Global markets turned cautious to start the week as renewed trade tensions and tariff threats from the U.S. pressured risk sentiment. The S&P 500 and Dow Jones ended their multi-session winning streaks, while Nasdaq lagged on tech weakness. In contrast, European equities extended their gains, showing resilience despite global uncertainty. Asian markets remained closed due to holidays, while commodities saw mixed moves. Investors remain focused on this week’s central bank updates and key economic data.
United States
Equities:
The S&P 500 fell 0.6%, the Dow Jones slipped 0.2%, and the Nasdaq dropped 0.7%, led by losses in tech stocks. Renewed U.S. tariff rhetoric on imports fueled risk-off sentiment and profit-taking after the recent rally.
Bonds:
U.S. Treasury yields moved higher, with the 10-year rising to 4.35%, reflecting inflation concerns and caution ahead of the Fed meeting later this week.
Currency:
The U.S. Dollar Index gained 0.18%, approaching the 100.00 level, supported by haven demand and expectations of continued policy divergence.
Eurozone
Equities:
European stocks continued to rally, with the STOXX 600 marking its longest winning streak since 2021. Investor appetite was driven by strong earnings and relative insulation from U.S. trade tensions.
Bonds:
German 10-year bund yields climbed to 2.90%, following a hawkish tone from ECB members and anticipation of additional fiscal measures in core economies.
Currency:
The euro held steady around 1.1310 against the dollar, showing limited volatility amid stable regional macro conditions.
United Kingdom
Equities:
UK markets were closed due to a public holiday. The FTSE 100 will resume trading today, with investor focus on Thursday’s Bank of England rate decision.
Bonds:
The 10-year gilt yield last traded near 4.52%, with expectations of one final BoE rate hike lingering.
Currency:
Sterling traded around 1.3289 against the dollar in quiet holiday-thinned conditions.
China
Equities, Bonds, and Currency:
Mainland Chinese markets were closed for a public holiday. The onshore yuan remained stable around 7.27 per dollar, with minimal offshore activity.
Japan
Equities, Bonds, and Currency:
Japan was also closed for a public holiday. The yen traded quietly near 143.70 per dollar amid thin liquidity.
EMEA
Equities:
Central European and Middle Eastern markets posted mixed performance. South African equities fell modestly while Turkish equities gained on easing inflation expectations.
Bonds:
Yields in Hungary, Poland, and South Africa moved slightly higher, with traders awaiting regional CPI figures later in the week.
Currency:
EMEA FX traded range-bound; the Turkish lira and South African rand showed mild strength against the dollar, while the Hungarian forint was little changed.
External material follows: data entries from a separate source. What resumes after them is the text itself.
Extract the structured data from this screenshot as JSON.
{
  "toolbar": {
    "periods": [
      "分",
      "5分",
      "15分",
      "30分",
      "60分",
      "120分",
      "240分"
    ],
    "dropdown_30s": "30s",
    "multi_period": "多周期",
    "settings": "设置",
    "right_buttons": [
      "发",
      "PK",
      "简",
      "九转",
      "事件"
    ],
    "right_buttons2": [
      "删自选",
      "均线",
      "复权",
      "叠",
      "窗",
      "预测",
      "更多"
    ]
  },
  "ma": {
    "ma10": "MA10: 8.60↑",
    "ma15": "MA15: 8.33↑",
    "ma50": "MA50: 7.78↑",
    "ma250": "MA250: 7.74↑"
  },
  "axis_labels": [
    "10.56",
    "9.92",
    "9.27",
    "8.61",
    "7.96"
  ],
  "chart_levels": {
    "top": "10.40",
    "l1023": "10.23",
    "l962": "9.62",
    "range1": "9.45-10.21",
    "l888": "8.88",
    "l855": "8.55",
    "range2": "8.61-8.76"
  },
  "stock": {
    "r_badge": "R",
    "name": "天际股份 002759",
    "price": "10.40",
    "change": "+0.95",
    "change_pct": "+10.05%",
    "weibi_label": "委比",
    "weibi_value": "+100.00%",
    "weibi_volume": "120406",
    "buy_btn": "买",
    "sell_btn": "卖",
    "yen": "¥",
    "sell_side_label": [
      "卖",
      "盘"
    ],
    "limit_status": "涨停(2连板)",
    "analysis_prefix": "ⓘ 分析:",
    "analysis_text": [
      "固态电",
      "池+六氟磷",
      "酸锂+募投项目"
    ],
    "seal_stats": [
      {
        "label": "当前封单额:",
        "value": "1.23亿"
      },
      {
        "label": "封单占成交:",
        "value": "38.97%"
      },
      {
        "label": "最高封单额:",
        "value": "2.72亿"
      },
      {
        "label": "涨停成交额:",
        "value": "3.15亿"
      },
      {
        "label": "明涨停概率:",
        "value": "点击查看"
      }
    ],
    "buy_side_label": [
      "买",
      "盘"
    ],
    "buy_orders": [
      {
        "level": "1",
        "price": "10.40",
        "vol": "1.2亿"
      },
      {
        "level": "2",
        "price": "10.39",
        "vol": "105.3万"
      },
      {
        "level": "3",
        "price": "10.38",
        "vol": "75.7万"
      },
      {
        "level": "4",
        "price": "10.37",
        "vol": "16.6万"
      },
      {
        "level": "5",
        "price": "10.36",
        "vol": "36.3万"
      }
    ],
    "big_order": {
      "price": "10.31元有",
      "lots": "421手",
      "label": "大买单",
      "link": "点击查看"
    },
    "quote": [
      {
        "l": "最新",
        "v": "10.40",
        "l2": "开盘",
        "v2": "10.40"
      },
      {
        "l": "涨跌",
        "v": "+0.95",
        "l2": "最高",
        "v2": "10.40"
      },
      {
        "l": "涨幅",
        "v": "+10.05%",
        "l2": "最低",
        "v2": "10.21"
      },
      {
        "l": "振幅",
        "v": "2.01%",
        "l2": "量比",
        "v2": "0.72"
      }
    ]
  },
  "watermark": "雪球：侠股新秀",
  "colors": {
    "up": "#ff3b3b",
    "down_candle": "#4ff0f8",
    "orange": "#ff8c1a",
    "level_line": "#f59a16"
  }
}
Commodities & Cryptocurrencies
Commodities:
- Oil: U.S. crude fell to a four-year low amid oversupply concerns and slower demand expectations. OPEC+ production signals are being closely watched.
- Gold: Gold held steady above $2,300, supported by geopolitical risks and as a hedge amid equity weakness.
Cryptocurrencies:
- Bitcoin: Hovered near $62,000 with little volatility. Traders await fresh institutional inflows following recent ETF approvals.
- Ethereum: Traded sideways just above $3,000, consolidating gains from last week’s rally.
Top Performing Assets – May 5, 2025
- STOXX 600 Index: Extended gains for a ninth session in a row.
- U.S. Dollar Index (DXY): Up 0.18% on safe-haven flows.
- Gold: Held firm despite dollar strength and higher yields.